Usually no one put their name onto such watches as manufacturer, and in fact the retailer didn't want a maker's name on the dial, certainly not if it was a Swiss watch to be sold in Britain. In Britain English made watches enjoyed a high reputation with the public, and retailers felt that having an unknown foreign sounding name on the watch would make it more difficult to sell. So they ordered watches with plain dials and had their own name put on it: Harrods in London, Hamilton and Inches in Edinburgh, and the name of the jeweller in every city and town in between. Customers trusted their local jeweller and were happy to buy a watch with their name on the dial, and their reputation standing behind it.

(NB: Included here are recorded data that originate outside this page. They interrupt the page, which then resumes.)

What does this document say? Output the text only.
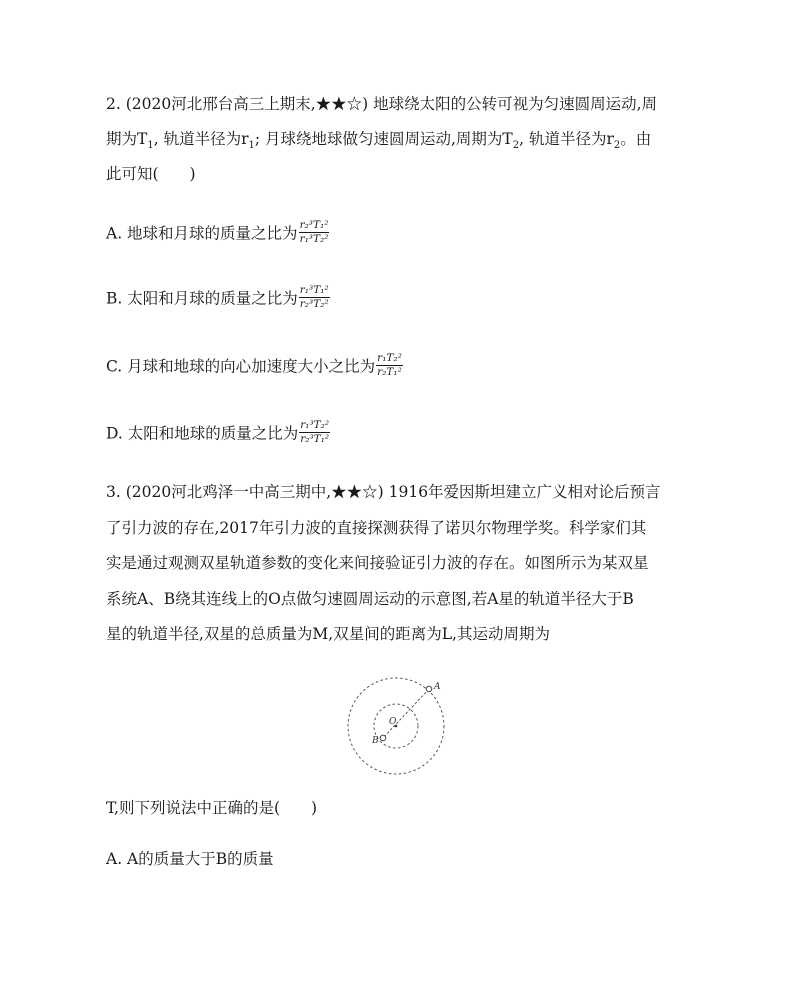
2. (2020河北邢台高三上期末,★★☆) 地球绕太阳的公转可视为匀速圆周运动,周
期为$T_1$, 轨道半径为$r_1$; 月球绕地球做匀速圆周运动,周期为$T_2$, 轨道半径为$r_2$。由
此可知(　　)
A. 地球和月球的质量之比为 $\frac{\text{r₂³T₁²}}{\text{r₁³T₂²}}$
B. 太阳和月球的质量之比为 $\frac{\text{r₁³T₁²}}{\text{r₂³T₂²}}$
C. 月球和地球的向心加速度大小之比为 $\frac{\text{r₁T₂²}}{\text{r₂T₁²}}$
D. 太阳和地球的质量之比为 $\frac{\text{r₁³T₂²}}{\text{r₂³T₁²}}$
3. (2020河北鸡泽一中高三期中,★★☆) 1916年爱因斯坦建立广义相对论后预言
了引力波的存在,2017年引力波的直接探测获得了诺贝尔物理学奖。科学家们其
实是通过观测双星轨道参数的变化来间接验证引力波的存在。如图所示为某双星
系统A、B绕其连线上的O点做匀速圆周运动的示意图,若A星的轨道半径大于B
星的轨道半径,双星的总质量为M,双星间的距离为L,其运动周期为
A
B
O
T,则下列说法中正确的是(　　)
A. A的质量大于B的质量
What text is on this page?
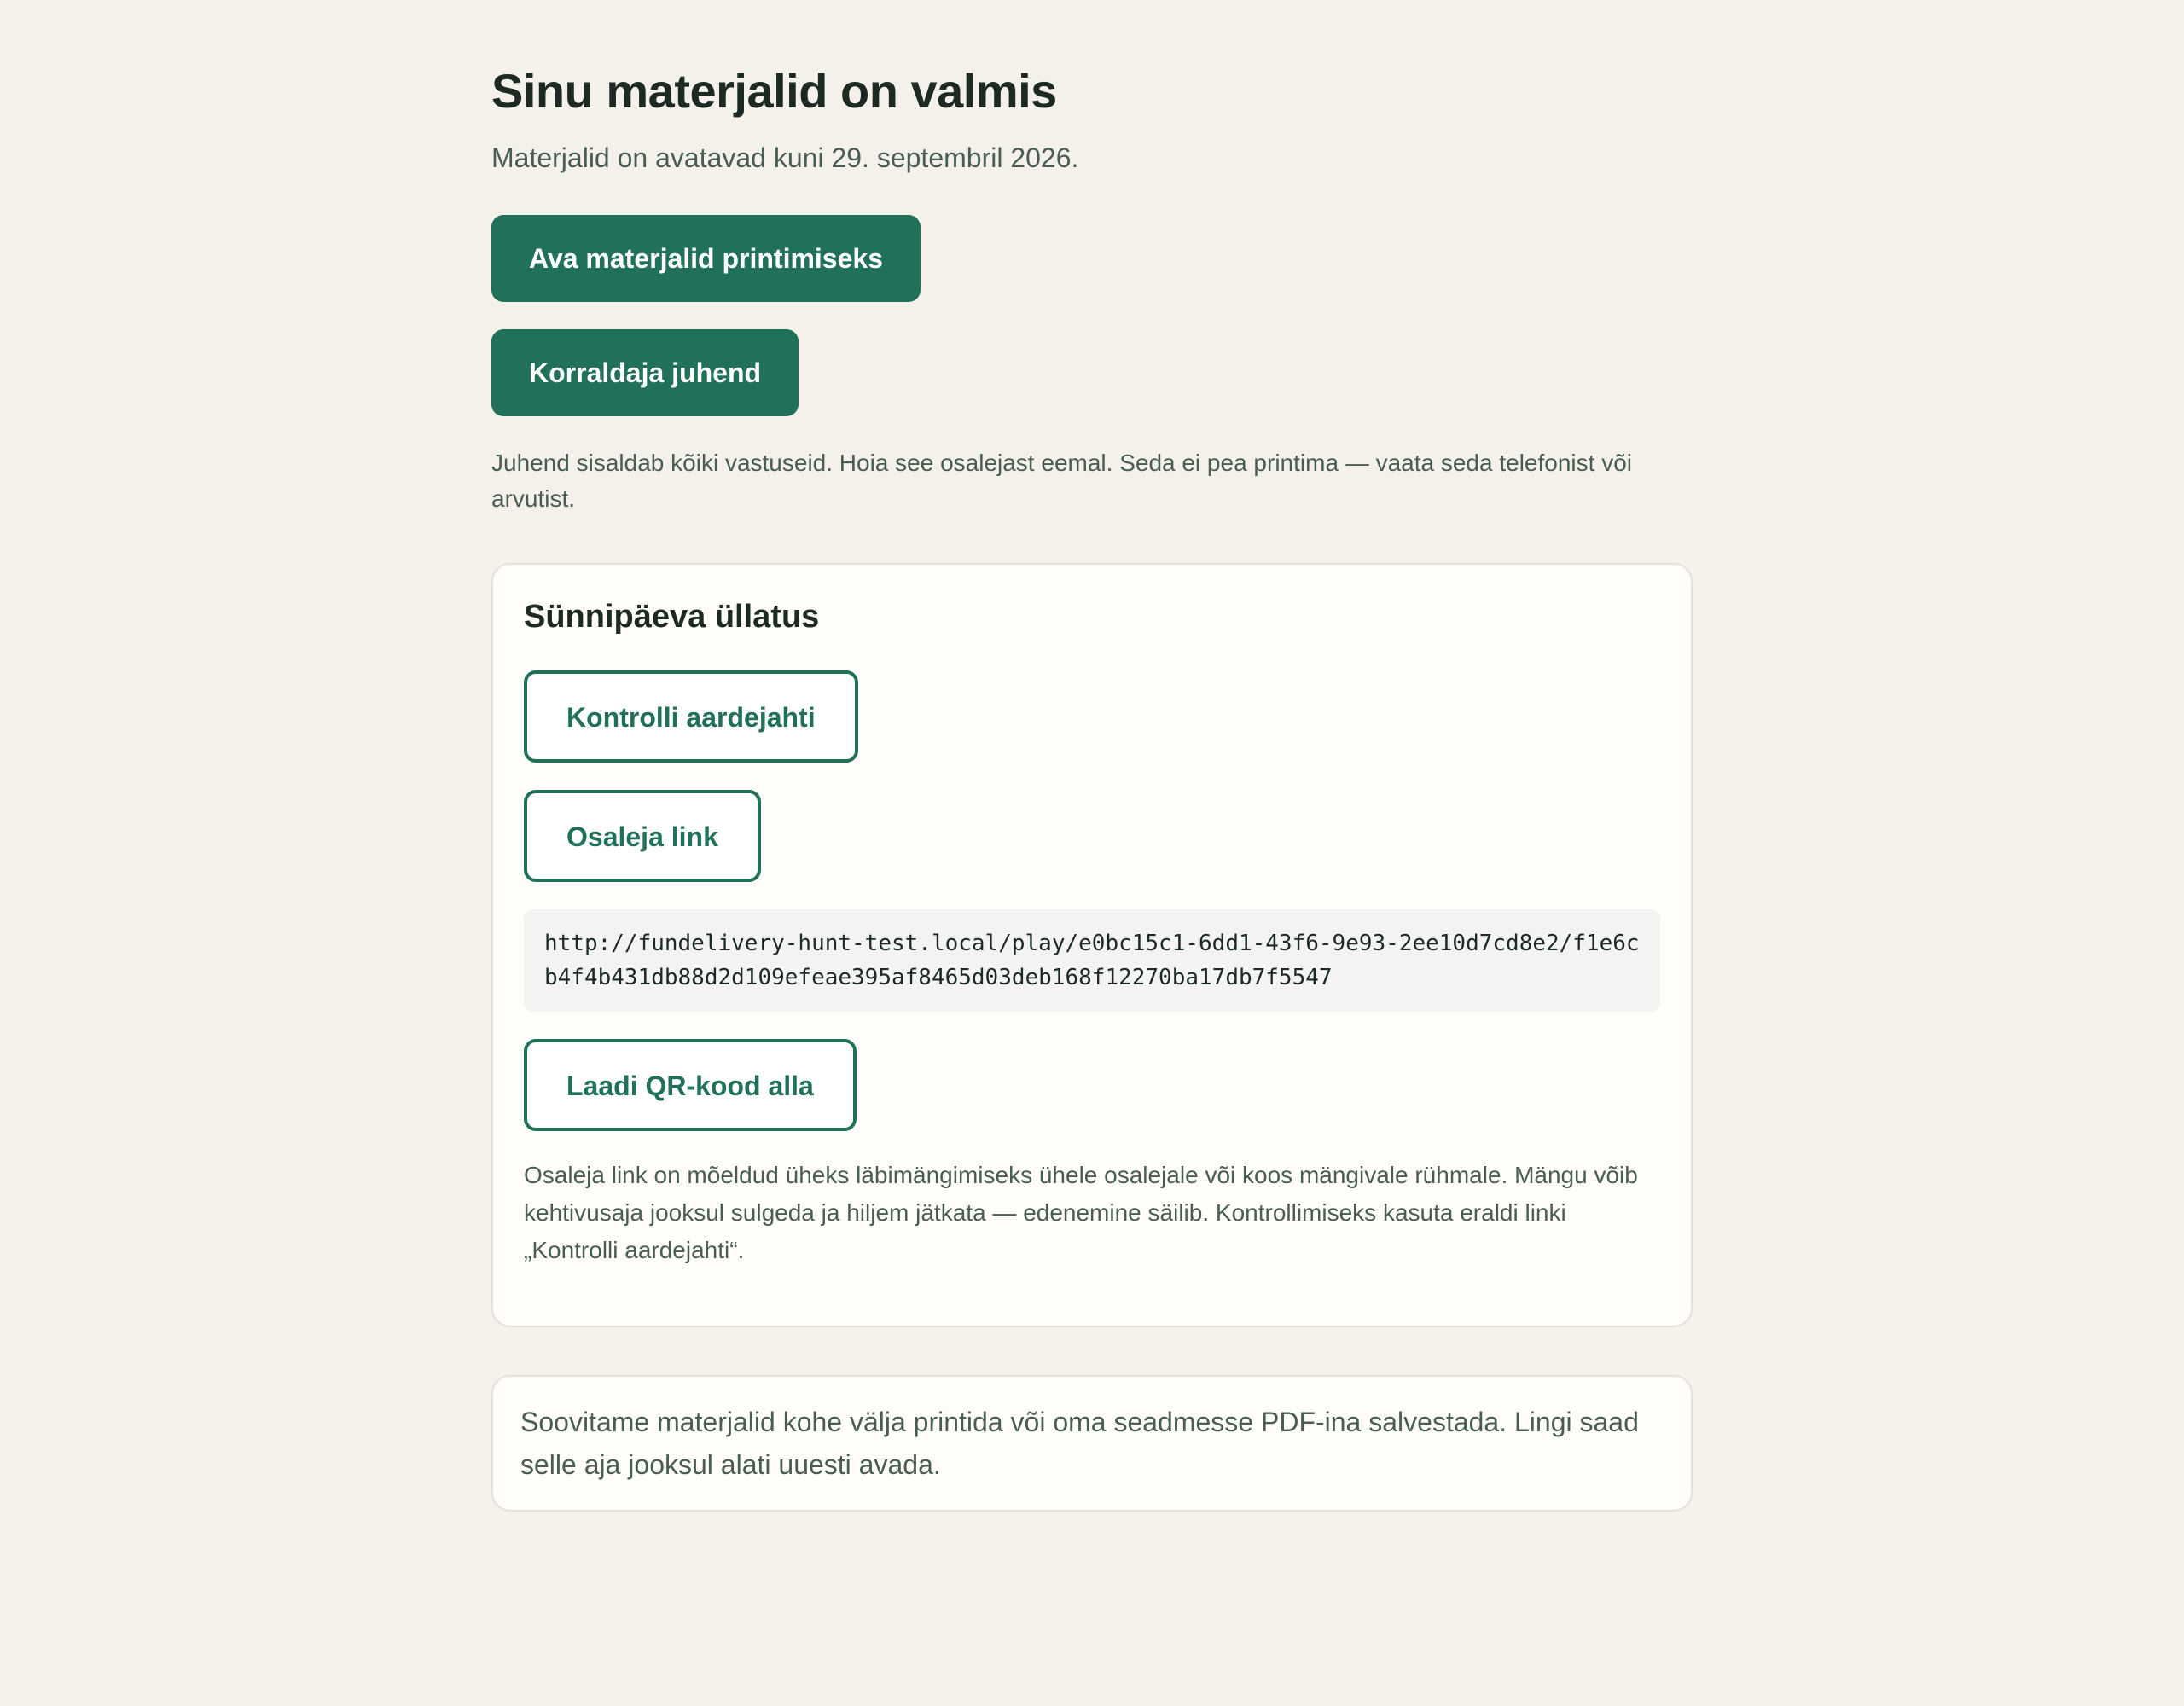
Sinu materjalid on valmis

Materjalid on avatavad kuni 29. septembril 2026.

Ava materjalid printimiseks
Korraldaja juhend

Juhend sisaldab kõiki vastuseid. Hoia see osalejast eemal. Seda ei pea printima — vaata seda telefonist või arvutist.

Sünnipäeva üllatus
Kontrolli aardejahti
Osaleja link
http://fundelivery-hunt-test.local/play/e0bc15c1-6dd1-43f6-9e93-2ee10d7cd8e2/f1e6cb4f4b431db88d2d109efeae395af8465d03deb168f12270ba17db7f5547
Laadi QR-kood alla

Osaleja link on mõeldud üheks läbimängimiseks ühele osalejale või koos mängivale rühmale. Mängu võib kehtivusaja jooksul sulgeda ja hiljem jätkata — edenemine säilib. Kontrollimiseks kasuta eraldi linki „Kontrolli aardejahti“.

Soovitame materjalid kohe välja printida või oma seadmesse PDF-ina salvestada. Lingi saad selle aja jooksul alati uuesti avada.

To a large extent, the Swiss watch industry (especially outside Geneva) in the nineteenth and first half of the twentieth century was one giant enterprise, the end product being "Swiss" watches. Many towns in the Jura mountains were almost entirely dedicated to the production of watch parts and the assembly of these into finished watches. In Das Kapital Karl Marx described the very high division of labour in the Swiss watch industry and said that La Chaux-de-Fonds was a "huge factory-town" such was the extent that it seemed every part of the town was involved in the industry of making watches. Individual companies competed against each other to produce parts of the watch better or cheaper, producing economies of production due to specialisation and division of labour. These individual parts were assembled into complete watches; watches that didn't have a "maker" as such, which is why there is no visible maker's name on these watches, although often the trademark of the maker of the ébauche can be found on the bottom plate under the dial so that spare parts could be sourced. From about 1880 international agreements dictated that the place of origin of goods should be indicated and this resulted in a discreet "Swiss made" at the bottom of the dial.
Hans Wilsdorf was one of the first people to recognise the power of a brand in selling watches and created the Rolex name in 1908, but it wasn't until the mid-1920s that Wilsdorf succeeded in persuading English retailers to accept watches with the Rolex name instead of their own on the dial. (Ironically Rolex weren't a manufacture, they bought their movements from a firm called Aegler, who they eventually took over - there is more about this on my Rolex page.) Where Rolex led others followed and watch brands were created or promoted, gradually at first with a brand still meaning something: that the watch had been at least conceived, assembled and tested by the named company. But as the twentieth century progressed the cult of the "brand", created by advertising agencies, meant that everything had to have a "Name" associated with it, and by the 1970s brands were being created from thin air and watches were produced with this name on them by anonymous Swiss, or even far-East, assemblers.
However, often quite a lot about the history of a vintage watch can often be discovered from marks on the case and movement, especially if it has a silver or gold case and was imported and sold in the UK, because then by law it should be assayed and hallmarked, although this law was only consistently applied after June 1907. For help reading the hallmarks in watch cases, see my Case marks page.
Sometimes the maker of the ébauche can be identified from the shape of the parts of the movement or a trademark, which is often concealed under the dial. The makers of ébauches also wanted to be able to sell movements to as many different établisseurs as possible, who each wouldn't want the same movements in their watches as anyone else. To this end, ébauche makers even made exactly the same movement with different shaped plates so that they looked different. For help with identifying an unnamed watch movement, refer to my Movements page.